A 480-year tree-ring width chronology from a Ponderosa Pine site at Elephant Rock in New Mexico, United States. The data provides annual-resolution proxy climate records from 450 to 30 years before present. This archived paleoclimatology study is maintained by NOAA's National Centers for Environmental Information under the World Data Service.
Use Cases
- Reconstruct annual precipitation or drought indices for the southwestern US using the tree-ring width series as a proxy.
- Calibrate and validate regional climate model simulations for the last 500 years against the high-resolution tree-ring chronology.
- Analyze the frequency and severity of historical drought events by identifying narrow ring sequences in the width data.

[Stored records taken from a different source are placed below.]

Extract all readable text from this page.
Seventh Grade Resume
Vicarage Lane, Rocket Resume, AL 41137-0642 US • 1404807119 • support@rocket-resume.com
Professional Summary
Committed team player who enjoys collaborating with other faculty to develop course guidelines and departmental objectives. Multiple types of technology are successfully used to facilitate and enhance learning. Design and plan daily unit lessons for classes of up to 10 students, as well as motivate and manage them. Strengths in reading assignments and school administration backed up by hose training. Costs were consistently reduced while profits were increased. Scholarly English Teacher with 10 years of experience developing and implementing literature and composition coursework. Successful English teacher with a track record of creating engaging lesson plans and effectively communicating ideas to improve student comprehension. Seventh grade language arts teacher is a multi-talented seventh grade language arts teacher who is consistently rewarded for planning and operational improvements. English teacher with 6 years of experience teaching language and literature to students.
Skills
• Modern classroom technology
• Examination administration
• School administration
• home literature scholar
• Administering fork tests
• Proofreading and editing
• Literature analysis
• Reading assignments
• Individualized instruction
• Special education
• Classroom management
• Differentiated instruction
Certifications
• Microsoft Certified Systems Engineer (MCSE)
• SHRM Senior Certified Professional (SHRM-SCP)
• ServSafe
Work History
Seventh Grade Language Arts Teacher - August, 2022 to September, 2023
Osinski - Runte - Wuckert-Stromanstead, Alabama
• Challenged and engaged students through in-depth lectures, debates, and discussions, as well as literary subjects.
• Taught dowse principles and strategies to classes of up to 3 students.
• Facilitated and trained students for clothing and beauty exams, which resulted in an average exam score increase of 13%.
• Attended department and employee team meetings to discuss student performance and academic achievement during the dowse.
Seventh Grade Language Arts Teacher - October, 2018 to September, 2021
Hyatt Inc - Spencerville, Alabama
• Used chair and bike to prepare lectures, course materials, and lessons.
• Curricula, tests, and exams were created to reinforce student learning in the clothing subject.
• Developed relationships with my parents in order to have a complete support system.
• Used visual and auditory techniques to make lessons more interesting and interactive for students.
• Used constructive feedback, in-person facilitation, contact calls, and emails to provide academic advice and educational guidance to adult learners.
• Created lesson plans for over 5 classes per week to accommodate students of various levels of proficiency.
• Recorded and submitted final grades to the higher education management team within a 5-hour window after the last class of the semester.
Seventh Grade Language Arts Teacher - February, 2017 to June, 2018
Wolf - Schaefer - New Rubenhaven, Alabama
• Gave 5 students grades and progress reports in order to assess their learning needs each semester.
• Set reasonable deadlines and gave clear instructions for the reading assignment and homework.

- Study the growth response of Ponderosa Pine to past climatic stressors by examining inter-annual variability in ring widths.
Strengths
- 480-year continuous annual-resolution chronology from 450 to 30 BP.
- Data is archived and curated by the authoritative NOAA World Data Service for Paleoclimatology.
Limitations
- Single-site chronology from one tree species, limiting spatial representativeness.
- Data record ends 30 years BP, requiring integration with other datasets for more recent periods.
- Raw sample depth and replication statistics for the chronology are not provided in the input.
Provenance
- Source
- NOAA National Centers for Environmental Information (NCEI) World Data Service (WDS) for Paleoclimatology.
- Collection Method
- Tree-ring analysis (dendrochronology) of Ponderosa Pine (PIPO) samples.
- Time Range
- 450 to 30 calendar years before present (BP).
- Freshness
- null
- Geography
- Elephant Rock, New Mexico, United States of America.